Rodriguez should win this fight, and win easily. He has to be wary of the power of George, but his amateur background and technical boxing ability should help him cruise to an eventual decision. The recent Super Six tournament gave a lot of exposure to the Super Middleweight division, and a win for Rodriguez should land him a fight with a more well-known opponent.
Sergio Martinez (48-2-2) vs. Matthew Macklin (28-3); Ring Middleweight Championship
You’re not going to find any boxing writers who don’t consider Sergio Martinez to be a top five ranked pound for pound fighter. He’s a late bloomer to the sport, is the current Ring middleweight champion, and the WBC Diamond Middleweight champion. There’s also a WBC “regular” champion, Julio Caesar Chavez Jr., — allegedly you can have two champions in the same division from the same sanctioning body.
Regardless, Martinez is a monster, and is undeniably the best middleweight boxer today. He was previously a super welterweight champion, and first fought in the middleweight division against Paul Williams in December of 2009. He lost that bout on the scorecards, though many observers felt Martinez should have been given the nod. He bounced back from that defeat and took the WBC, WBO, and Ring middleweight title from Kelly Pavlik in 2010, and in a rematch, blasted Williams with a brutal 2nd round KO in November of 2010. He won his last two bouts against undefeated fighters Serhiy Dzinziruk and Darren Barker by KO, but he struggled at times against Barker and looked all too human.

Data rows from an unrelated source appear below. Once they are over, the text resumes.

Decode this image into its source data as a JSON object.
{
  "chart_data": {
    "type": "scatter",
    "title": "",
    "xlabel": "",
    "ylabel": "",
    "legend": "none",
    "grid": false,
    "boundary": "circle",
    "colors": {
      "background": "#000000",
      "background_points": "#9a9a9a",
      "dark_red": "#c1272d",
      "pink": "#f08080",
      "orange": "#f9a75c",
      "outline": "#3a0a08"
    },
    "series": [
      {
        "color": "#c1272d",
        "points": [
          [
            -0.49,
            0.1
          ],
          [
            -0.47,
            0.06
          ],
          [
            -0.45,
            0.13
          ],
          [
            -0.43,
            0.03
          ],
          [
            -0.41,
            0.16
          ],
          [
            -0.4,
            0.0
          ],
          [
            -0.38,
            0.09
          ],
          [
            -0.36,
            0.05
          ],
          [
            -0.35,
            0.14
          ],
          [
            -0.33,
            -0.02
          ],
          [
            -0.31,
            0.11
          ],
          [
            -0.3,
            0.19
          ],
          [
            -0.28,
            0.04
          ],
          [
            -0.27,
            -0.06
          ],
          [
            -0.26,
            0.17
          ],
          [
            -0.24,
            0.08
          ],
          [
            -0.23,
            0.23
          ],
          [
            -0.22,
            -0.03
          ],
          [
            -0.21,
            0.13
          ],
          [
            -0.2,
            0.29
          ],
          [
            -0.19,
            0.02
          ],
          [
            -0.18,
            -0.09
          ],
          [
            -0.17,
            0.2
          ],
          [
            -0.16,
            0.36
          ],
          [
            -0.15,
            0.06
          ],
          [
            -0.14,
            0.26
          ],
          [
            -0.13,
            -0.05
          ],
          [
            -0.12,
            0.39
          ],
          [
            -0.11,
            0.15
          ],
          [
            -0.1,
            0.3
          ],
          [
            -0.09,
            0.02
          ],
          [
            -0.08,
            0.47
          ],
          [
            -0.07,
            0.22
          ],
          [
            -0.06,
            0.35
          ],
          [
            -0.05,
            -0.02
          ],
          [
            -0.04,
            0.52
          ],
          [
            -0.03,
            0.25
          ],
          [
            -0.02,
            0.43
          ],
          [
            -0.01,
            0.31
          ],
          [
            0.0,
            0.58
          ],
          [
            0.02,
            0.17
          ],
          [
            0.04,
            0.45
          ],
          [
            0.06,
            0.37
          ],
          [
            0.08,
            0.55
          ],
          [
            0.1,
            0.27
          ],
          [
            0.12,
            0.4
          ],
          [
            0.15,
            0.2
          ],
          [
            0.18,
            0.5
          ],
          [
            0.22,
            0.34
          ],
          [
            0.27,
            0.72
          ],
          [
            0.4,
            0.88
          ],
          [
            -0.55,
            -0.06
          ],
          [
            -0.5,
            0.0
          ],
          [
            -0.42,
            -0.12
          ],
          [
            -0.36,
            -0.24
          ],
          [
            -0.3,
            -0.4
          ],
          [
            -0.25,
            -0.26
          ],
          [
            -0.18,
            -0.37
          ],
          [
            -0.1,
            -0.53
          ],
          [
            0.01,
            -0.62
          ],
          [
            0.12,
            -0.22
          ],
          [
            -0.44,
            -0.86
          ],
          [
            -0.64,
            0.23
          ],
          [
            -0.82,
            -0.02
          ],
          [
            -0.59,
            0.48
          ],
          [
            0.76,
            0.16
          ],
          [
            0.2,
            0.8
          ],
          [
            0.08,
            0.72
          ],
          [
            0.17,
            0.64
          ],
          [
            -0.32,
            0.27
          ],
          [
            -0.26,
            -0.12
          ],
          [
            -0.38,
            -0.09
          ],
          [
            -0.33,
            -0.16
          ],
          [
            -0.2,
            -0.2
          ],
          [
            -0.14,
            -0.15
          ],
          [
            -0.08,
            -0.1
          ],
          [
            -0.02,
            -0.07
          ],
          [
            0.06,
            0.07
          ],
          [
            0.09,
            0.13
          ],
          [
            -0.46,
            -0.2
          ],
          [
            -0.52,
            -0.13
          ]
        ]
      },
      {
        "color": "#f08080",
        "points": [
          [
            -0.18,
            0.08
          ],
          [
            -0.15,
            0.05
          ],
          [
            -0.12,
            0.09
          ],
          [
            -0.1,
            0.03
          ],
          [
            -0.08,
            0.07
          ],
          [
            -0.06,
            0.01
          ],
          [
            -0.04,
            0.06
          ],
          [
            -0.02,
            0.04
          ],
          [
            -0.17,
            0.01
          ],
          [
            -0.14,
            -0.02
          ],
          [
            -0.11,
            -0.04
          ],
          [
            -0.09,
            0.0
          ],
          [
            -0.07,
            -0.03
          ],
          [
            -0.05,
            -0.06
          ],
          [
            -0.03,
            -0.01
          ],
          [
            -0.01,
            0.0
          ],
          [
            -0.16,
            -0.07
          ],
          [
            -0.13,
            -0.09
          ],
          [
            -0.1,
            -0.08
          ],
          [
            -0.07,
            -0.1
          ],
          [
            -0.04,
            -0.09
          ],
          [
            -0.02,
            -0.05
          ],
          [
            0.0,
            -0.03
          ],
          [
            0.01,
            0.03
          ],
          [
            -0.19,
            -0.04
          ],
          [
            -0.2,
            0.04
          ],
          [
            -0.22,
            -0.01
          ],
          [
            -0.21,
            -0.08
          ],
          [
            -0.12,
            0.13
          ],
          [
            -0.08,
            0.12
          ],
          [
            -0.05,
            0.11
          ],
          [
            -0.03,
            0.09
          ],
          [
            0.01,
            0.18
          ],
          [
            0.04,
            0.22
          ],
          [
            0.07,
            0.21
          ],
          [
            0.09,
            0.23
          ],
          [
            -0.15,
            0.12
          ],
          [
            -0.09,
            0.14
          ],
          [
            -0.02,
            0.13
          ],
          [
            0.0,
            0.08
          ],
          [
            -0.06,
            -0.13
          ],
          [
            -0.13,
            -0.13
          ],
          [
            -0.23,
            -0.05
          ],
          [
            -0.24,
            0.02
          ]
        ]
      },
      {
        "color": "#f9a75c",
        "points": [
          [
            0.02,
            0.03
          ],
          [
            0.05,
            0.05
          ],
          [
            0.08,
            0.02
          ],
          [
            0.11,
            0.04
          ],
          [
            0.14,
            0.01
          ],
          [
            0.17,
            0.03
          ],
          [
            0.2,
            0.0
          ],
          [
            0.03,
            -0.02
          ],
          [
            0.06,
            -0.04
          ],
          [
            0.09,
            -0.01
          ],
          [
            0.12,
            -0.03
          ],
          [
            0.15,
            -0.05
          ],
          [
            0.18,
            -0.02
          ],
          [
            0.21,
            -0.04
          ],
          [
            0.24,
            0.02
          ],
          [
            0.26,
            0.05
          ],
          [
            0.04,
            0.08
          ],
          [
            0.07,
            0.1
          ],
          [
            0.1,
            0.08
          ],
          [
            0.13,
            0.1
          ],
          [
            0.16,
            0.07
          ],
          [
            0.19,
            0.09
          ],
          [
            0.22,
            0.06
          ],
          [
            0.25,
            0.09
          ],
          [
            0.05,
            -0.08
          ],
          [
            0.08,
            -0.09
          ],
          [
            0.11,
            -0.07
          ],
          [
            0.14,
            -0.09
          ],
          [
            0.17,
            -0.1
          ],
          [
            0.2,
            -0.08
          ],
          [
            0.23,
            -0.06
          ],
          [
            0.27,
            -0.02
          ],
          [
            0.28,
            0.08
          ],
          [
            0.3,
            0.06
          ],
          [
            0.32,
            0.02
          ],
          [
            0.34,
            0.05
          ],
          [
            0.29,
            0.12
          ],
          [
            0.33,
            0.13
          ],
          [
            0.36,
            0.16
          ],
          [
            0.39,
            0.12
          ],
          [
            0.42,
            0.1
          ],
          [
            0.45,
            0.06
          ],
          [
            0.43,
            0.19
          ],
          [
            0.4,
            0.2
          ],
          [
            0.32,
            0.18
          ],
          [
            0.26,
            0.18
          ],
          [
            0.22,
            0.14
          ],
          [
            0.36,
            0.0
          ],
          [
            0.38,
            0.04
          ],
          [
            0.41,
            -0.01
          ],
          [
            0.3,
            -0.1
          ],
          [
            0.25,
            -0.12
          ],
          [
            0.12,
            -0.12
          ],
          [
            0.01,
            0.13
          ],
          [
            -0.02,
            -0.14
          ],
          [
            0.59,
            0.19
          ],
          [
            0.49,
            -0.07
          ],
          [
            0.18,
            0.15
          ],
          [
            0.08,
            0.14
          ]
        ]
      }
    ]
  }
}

Martinez is 37, and father time catches up with us all: that last bout may be a sign that Martinez is starting to decline.
Martinez has fought every big name that has become available to him. His first professional loss was against Antonio Margarito, before the hand wrap scandal came to light. Since then he’s fought Pavlik, Williams (twice), Cintron, Dzinziruk, and Barker. Nobody can claim Martinez is ducking opposition.
Macklin is an opponent that Martinez should have no problems with, and is a fighter that has been given a title shot opportunity despite the fact he lost his previous title shot against Felix Sturm. It was a close split decision, but many observers felt Macklin won–even the German television station that broadcast the fight. Macklin last loss before Sturm was in 2006 to Jamie Moore, and his first loss was in 2003. He has been on a tear since 2006, but Martinez will be by far the toughest opposition that Macklin has ever faced. Macklin has made his career by fighting in Europe, and has only fought in the United States once in 2005.
Martinez has 27 KO or TKO to his record, and Macklin has 19, so neither fighter appears to have a definitive edge in power. Martinez is clearly the boxer with the superior hand speed and technical ability, and has fought the tougher competition.
Martinez should win, and win easily. The bigger question is: will Martinez be able to stop Macklin?